Description

Created by Ron Rivest, MD5 is an improved version of MD4. Still a 128-bit one-way hash, MD5 has no known attacks, although collisions have been produced using the compression function within MD5. This latter problem leads Schneier to recommend against its use.

MD5 is probably weaker than SHA-1. For hashing a program or long hunk of text, MD5 is theoretically weaker, but the latter weakness is likely to be computationally infeasible.

References

Applied Cryptography, 2nd edition (1996), Bruce Schneier.

See Also

SHA-1, MD4 and MD5.

Notes

This section is a random collection of related notes collected after this page was completed.

As Hans Dobbertin's recent works have shown, the quasi-standard MD5 checksum has weaknesses (for more info, see Hashes).

There is a chance that a malicious attacker can create two files with the same MD5 hash, if he can create both files. If this really becomes true, this creates some interesting threat models for software.

For example, the attacker could create two versions of a program, one correct one and a second one with a back door. He could give the correct version to an expert, who would verify the program and its MD5 checksum (or PGP-sign it, since PGP uses MD5). Then, the attacker hands out the back door version of the program, together with the expert's PGP signature.

Consequences? Yet another reson to distrust code signing. Don't use MD5 for it. SHA-1 and RIPEMD-160, which have been designed with this kind of attack in mind, probably are better choices at the moment, but nobody knows tomorrow's research results...
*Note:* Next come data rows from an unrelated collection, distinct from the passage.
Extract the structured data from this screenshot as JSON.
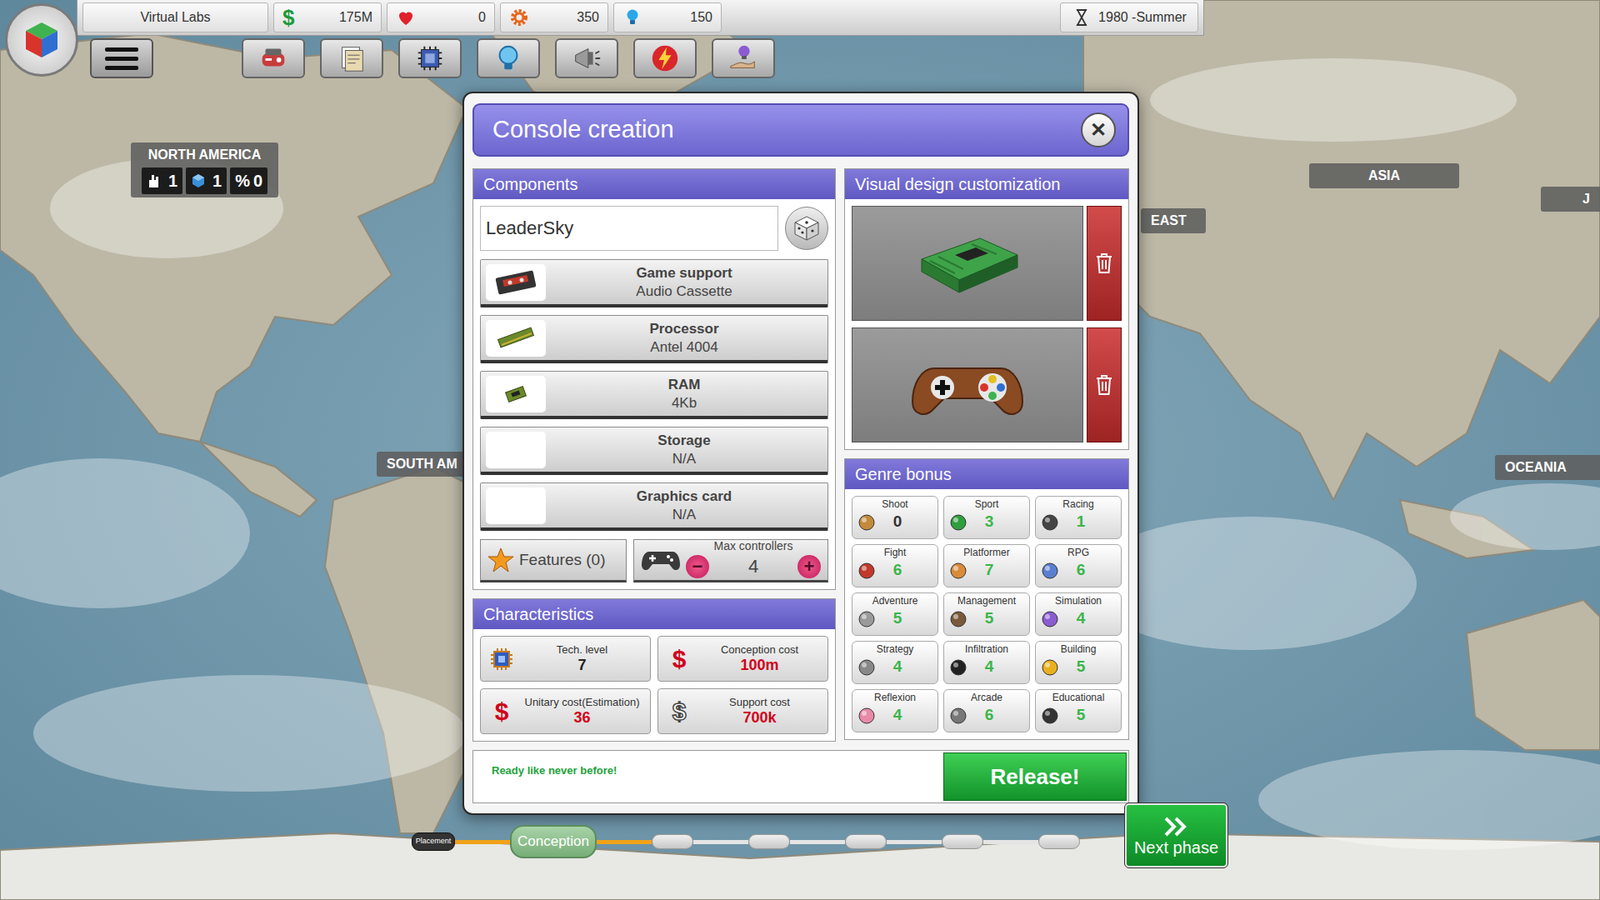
{
  "top_bar": {
    "company": "Virtual Labs",
    "stats": [
      {
        "kind": "money",
        "icon": "$",
        "value": "175M"
      },
      {
        "kind": "fans",
        "icon": "",
        "value": "0"
      },
      {
        "kind": "research",
        "icon": "",
        "value": "350"
      },
      {
        "kind": "ideas",
        "icon": "",
        "value": "150"
      }
    ],
    "date": "1980 -Summer"
  },
  "regions": [
    {
      "name": "NORTH AMERICA",
      "badges": [
        {
          "prefix": "",
          "value": "1"
        },
        {
          "prefix": "",
          "value": "1"
        },
        {
          "prefix": "%",
          "value": "0"
        }
      ]
    },
    {
      "name": "SOUTH AM",
      "badges": []
    },
    {
      "name": "EAST",
      "badges": []
    },
    {
      "name": "ASIA",
      "badges": []
    },
    {
      "name": "OCEANIA",
      "badges": []
    },
    {
      "name": "J",
      "badges": []
    }
  ],
  "dialog": {
    "title": "Console creation",
    "close": "✕",
    "components": {
      "header": "Components",
      "console_name": "LeaderSky",
      "items": [
        {
          "label": "Game support",
          "value": "Audio Cassette",
          "equipped": true
        },
        {
          "label": "Processor",
          "value": "Antel 4004",
          "equipped": true
        },
        {
          "label": "RAM",
          "value": "4Kb",
          "equipped": true
        },
        {
          "label": "Storage",
          "value": "N/A",
          "equipped": false
        },
        {
          "label": "Graphics card",
          "value": "N/A",
          "equipped": false
        }
      ],
      "features": "Features (0)",
      "max_controllers": {
        "label": "Max controllers",
        "value": "4",
        "minus": "−",
        "plus": "+"
      }
    },
    "characteristics": {
      "header": "Characteristics",
      "items": [
        {
          "label": "Tech. level",
          "value": "7",
          "icon": "",
          "color": "#222222"
        },
        {
          "label": "Conception cost",
          "value": "100m",
          "icon": "$",
          "color": "#d0021b"
        },
        {
          "label": "Unitary cost(Estimation)",
          "value": "36",
          "icon": "$",
          "color": "#d0021b"
        },
        {
          "label": "Support cost",
          "value": "700k",
          "icon": "$",
          "color": "#d0021b"
        }
      ]
    },
    "visual_design": {
      "header": "Visual design customization",
      "designs": [
        {
          "kind": "console"
        },
        {
          "kind": "controller"
        }
      ]
    },
    "genre_bonus": {
      "header": "Genre bonus",
      "genres": [
        {
          "name": "Shoot",
          "value": "0",
          "positive": false
        },
        {
          "name": "Sport",
          "value": "3",
          "positive": true
        },
        {
          "name": "Racing",
          "value": "1",
          "positive": true
        },
        {
          "name": "Fight",
          "value": "6",
          "positive": true
        },
        {
          "name": "Platformer",
          "value": "7",
          "positive": true
        },
        {
          "name": "RPG",
          "value": "6",
          "positive": true
        },
        {
          "name": "Adventure",
          "value": "5",
          "positive": true
        },
        {
          "name": "Management",
          "value": "5",
          "positive": true
        },
        {
          "name": "Simulation",
          "value": "4",
          "positive": true
        },
        {
          "name": "Strategy",
          "value": "4",
          "positive": true
        },
        {
          "name": "Infiltration",
          "value": "4",
          "positive": true
        },
        {
          "name": "Building",
          "value": "5",
          "positive": true
        },
        {
          "name": "Reflexion",
          "value": "4",
          "positive": true
        },
        {
          "name": "Arcade",
          "value": "6",
          "positive": true
        },
        {
          "name": "Educational",
          "value": "5",
          "positive": true
        }
      ]
    },
    "status": "Ready like never before!",
    "release": "Release!"
  },
  "phases": [
    {
      "label": "Placement",
      "done": true,
      "selected": false
    },
    {
      "label": "Conception",
      "done": false,
      "selected": true
    },
    {
      "label": "",
      "done": false,
      "selected": false
    },
    {
      "label": "",
      "done": false,
      "selected": false
    },
    {
      "label": "",
      "done": false,
      "selected": false
    },
    {
      "label": "",
      "done": false,
      "selected": false
    },
    {
      "label": "",
      "done": false,
      "selected": false
    }
  ],
  "next_phase": "Next phase"
}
Thomas Koenig, Thomas.Koenig@ciw.uni-karlsruhe.de, ig25@dkauni2.bitnet

More on collisions

From: Geoffrey Leeming >geoffrey@jcp.co.uk<
Subject: Re: MD5 weakness and possible consequences (Re: RISKS-19.14)
Thomas Koenig is correct about the weakness in MD5, but recent postings in sci.crypt mention that he might be incorrect in the possible consequences. The weakness essentially allows an attacker to create two files that would have the same MD5 checksum, under very stringent conditions. However, the chances of finding two executable, meaningful pieces of code that would have the same checksum are so low that it can be considered computationally infeasible to do so.
A more plausible consequence is that two cryptographic keys are created that have the same MD5 checksum. Then any digital certificate for one key would be valid for the second as well.